The Kalman filter is one of the most useful estimation tools in engineering. It helps us estimate the true state of a system when measurements are noisy and the underlying process cannot be observed perfectly. If you work with robotics, tracking, control, navigation, or sensor fusion, sooner or later you will meet the Kalman filter.
The Core Problem
Real systems are noisy. GPS readings jump, IMU signals drift, wheel odometry accumulates error, and camera measurements are imperfect. Yet decision-making systems still need a reliable estimate of position, speed, heading, or some other internal state.

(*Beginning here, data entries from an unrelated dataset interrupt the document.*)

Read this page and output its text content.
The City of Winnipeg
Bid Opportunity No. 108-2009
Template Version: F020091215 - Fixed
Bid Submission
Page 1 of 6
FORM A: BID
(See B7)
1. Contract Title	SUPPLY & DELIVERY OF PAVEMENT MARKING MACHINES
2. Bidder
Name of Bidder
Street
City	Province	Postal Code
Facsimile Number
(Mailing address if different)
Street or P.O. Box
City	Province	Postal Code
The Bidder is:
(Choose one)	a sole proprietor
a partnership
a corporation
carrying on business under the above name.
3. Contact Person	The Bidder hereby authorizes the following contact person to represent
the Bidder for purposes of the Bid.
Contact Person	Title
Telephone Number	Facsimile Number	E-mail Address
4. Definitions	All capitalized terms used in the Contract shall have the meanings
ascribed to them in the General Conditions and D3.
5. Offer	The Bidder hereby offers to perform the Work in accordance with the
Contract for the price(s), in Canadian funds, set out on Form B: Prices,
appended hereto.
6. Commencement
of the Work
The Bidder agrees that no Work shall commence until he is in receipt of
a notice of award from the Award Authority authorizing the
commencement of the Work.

The Kalman filter solves this by combining two ideas:
- Prediction: estimate what the state should be based on the previous state and a system model.
- Correction: update that estimate using a new measurement.
The Intuition
If your model is good but the measurement is noisy, trust the model more. If the model is uncertain but the sensor is accurate, trust the measurement more. The Kalman filter computes this balance mathematically through the covariance terms.
A Simple Example
Imagine tracking the 1D position of a vehicle. At each time step, you predict where it should be using its previous velocity. Then a GPS reading arrives. The filter blends the prediction and the measurement to produce a better estimate than either source alone.
Main Steps
- Predict the next state.
- Predict the new uncertainty.
- Receive a measurement.
- Compute the Kalman gain.
- Correct the state estimate.
- Update the uncertainty.
Where It Is Used
- robot localization,
- tracking moving objects,
- sensor fusion between GPS, IMU, and odometry,
- financial time-series smoothing,
- control systems and navigation.
Limitations
The standard Kalman filter assumes a linear system and Gaussian noise. Real systems are often nonlinear, which is why engineers also use the Extended Kalman Filter (EKF) and Unscented Kalman Filter (UKF).
Final Thoughts
The Kalman filter matters because it gives engineers a structured way to reason under uncertainty. Once you understand the prediction-correction cycle, many estimation problems become easier to think about and implement.